Thursday, October 3, 2013

A Book Review While Waiting: The No Cry Picky Eater Solution

All of us have dealt with a picky eater (or 2) in our parenting adventures. A few months back, I was asked by Elizabeth Pantley, author of the No-Cry series of books on parenting issues, to review her brand new book, The No-Cry Picky Eater Solution. Having read (and currently own) all of her books, as well as being a test family (along with my son, Wyatt, then a toddler) for The No-Cry Separation Anxiety Solution, I gladly accepted.

    Many families go through/hear the same things night after night. Upon hearing "Mom, what's for dinner?" we are looked at with blank stares, grimacing faces, or flat out screams of terror! Elizabeth Pantley helps us virtually eliminate this from our lives in this book.

    Considering, according to the book, that a typical person from birth to age 104 (if our kids let us live that long) will consume about 189,000 meals and snacks, it seems that we would want those meals and snacks to be at least somewhat healthy! (At least in the formative years) 

    Pantley gives some wonderful tips throughout the book, including giving children portions of each course in fist sizes (a good portion for a child is the size of their fist, NOT the adults!) on child-sized plates, eating the RIGHT types of foods for their growing bodies, and avoiding too much sugar, salt, and eliminating soda from their diet.
    
She also reminds us to look at ourselves in many aspects: were WE ourselves picky eaters? How do we approach mealtimes (are we too strict, do we force them to clean their plates, etc...) and to make sure we realize that picky eating is a normal part of growing up.

    In the book, parents are also reminded (and this to me, is very important) that tastes are formed at a young age. So those children that start out with processed and packaged foods are going to have a taste for those types of foods. But a child that is introduced from day 1 to whole foods, homemade baby foods, and the like, will tend to prefer those types of foods.
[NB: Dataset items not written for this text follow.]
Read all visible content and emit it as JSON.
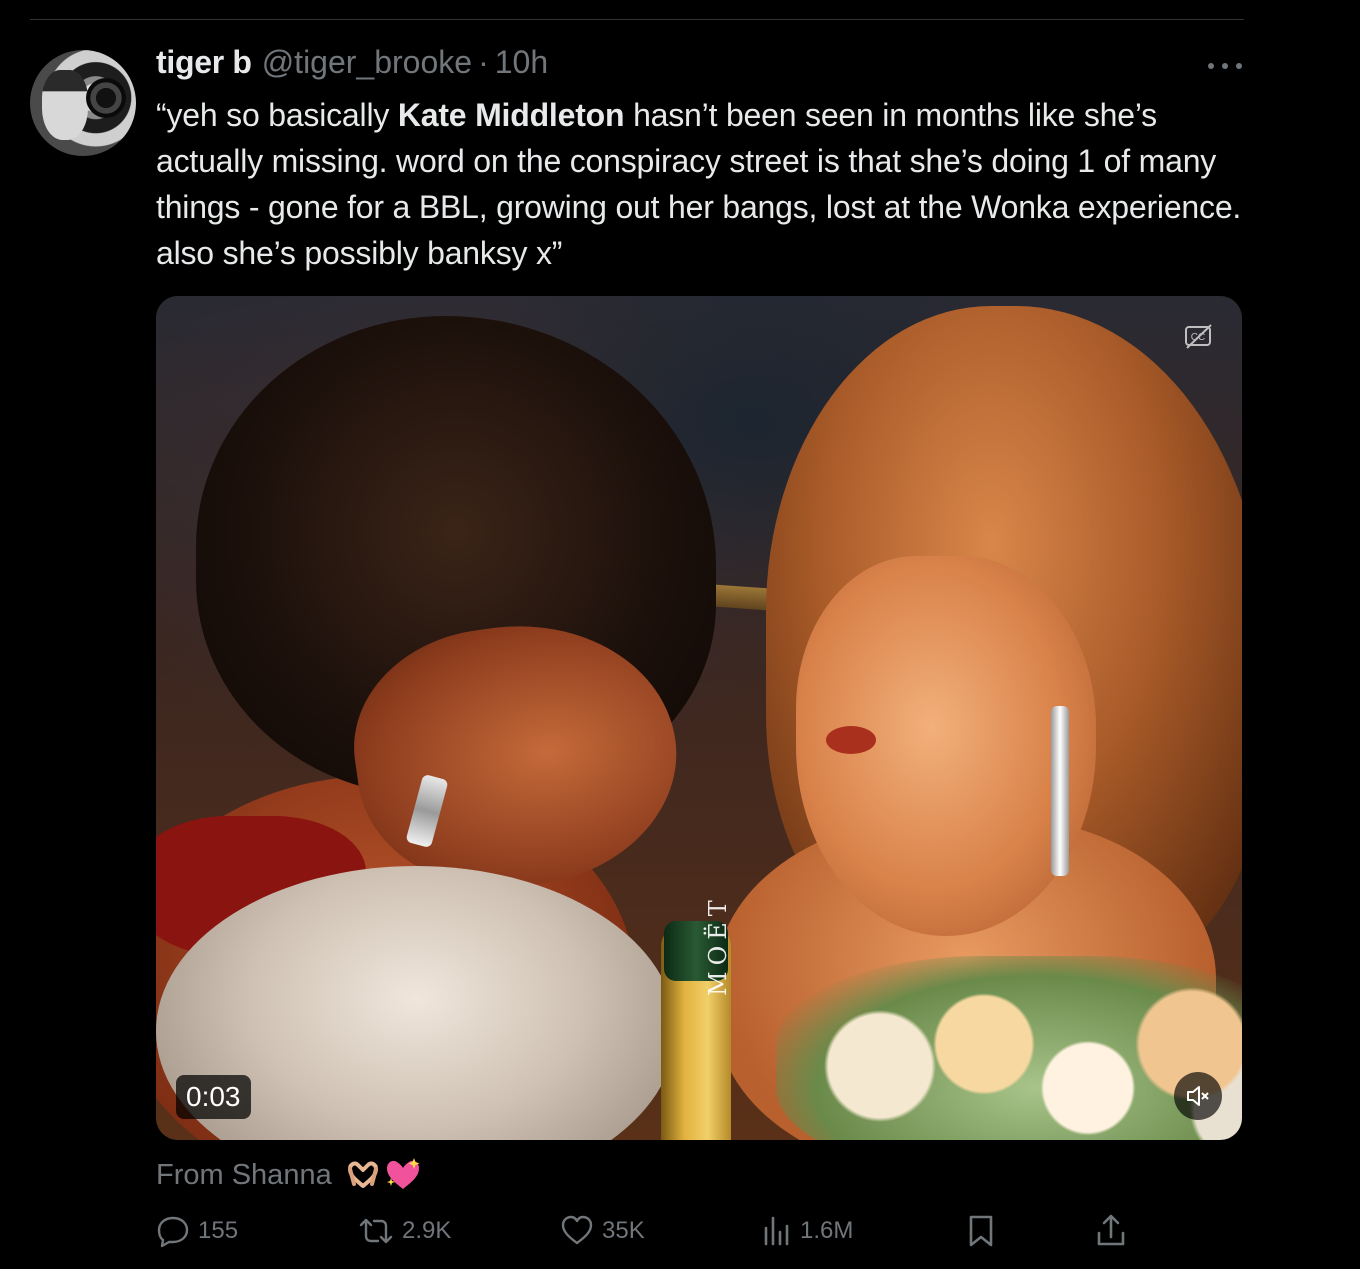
{
  "tweet": {
    "author_name": "tiger b",
    "handle": "@tiger_brooke",
    "separator": "·",
    "time": "10h",
    "text_part1": "“yeh so basically ",
    "text_bold": "Kate Middleton",
    "text_part2": " hasn’t been seen in months like she’s actually missing. word on the conspiracy street is that she’s doing 1 of many things - gone for a BBL, growing out her bangs, lost at the Wonka experience. also she’s possibly banksy x”"
  },
  "media": {
    "duration": "0:03",
    "bottle_label": "MOËT",
    "captions_icon": "cc-off-icon",
    "mute_icon": "speaker-muted-icon"
  },
  "source": {
    "text": "From Shanna",
    "emojis": [
      "heart-hands-emoji",
      "sparkling-heart-emoji"
    ]
  },
  "actions": {
    "replies": "155",
    "reposts": "2.9K",
    "likes": "35K",
    "views": "1.6M",
    "icons": [
      "reply-icon",
      "repost-icon",
      "like-icon",
      "views-icon",
      "bookmark-icon",
      "share-icon"
    ]
  },
  "colors": {
    "background": "#000000",
    "text_primary": "#e7e9ea",
    "text_secondary": "#71767b",
    "divider": "#2f3336"
  }
}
    Elizabeth reminds us that we need to be, as parents, role models for our children. If they see us eating fruits and vegetables, then they will want to eat them. If they see us willing to try a food that they have never tried before, then they will be more willing to try a new food as well.

    There are a ton of wonderful tips and tricks and strategies to get your child to eat healthy and make mealtimes pleasurable for all! The #1 tip, for me, is to make sure that (usually dinner) make it a point to eat one meal as a family every day/night. There are also some mealtime "rules" that we, as adults, have learned/heard over our lives that may or may not be good to break. 

This was, by far, one of the BEST books on getting kids to eat healthy that I have read yet! I am glad I had the opportunity to read and review it! (And hey, who doesn't like a free book!!) So if you have a picky eater (or think you might have one in the future) go pick up this book or download it to your digital device today! You will be glad you did!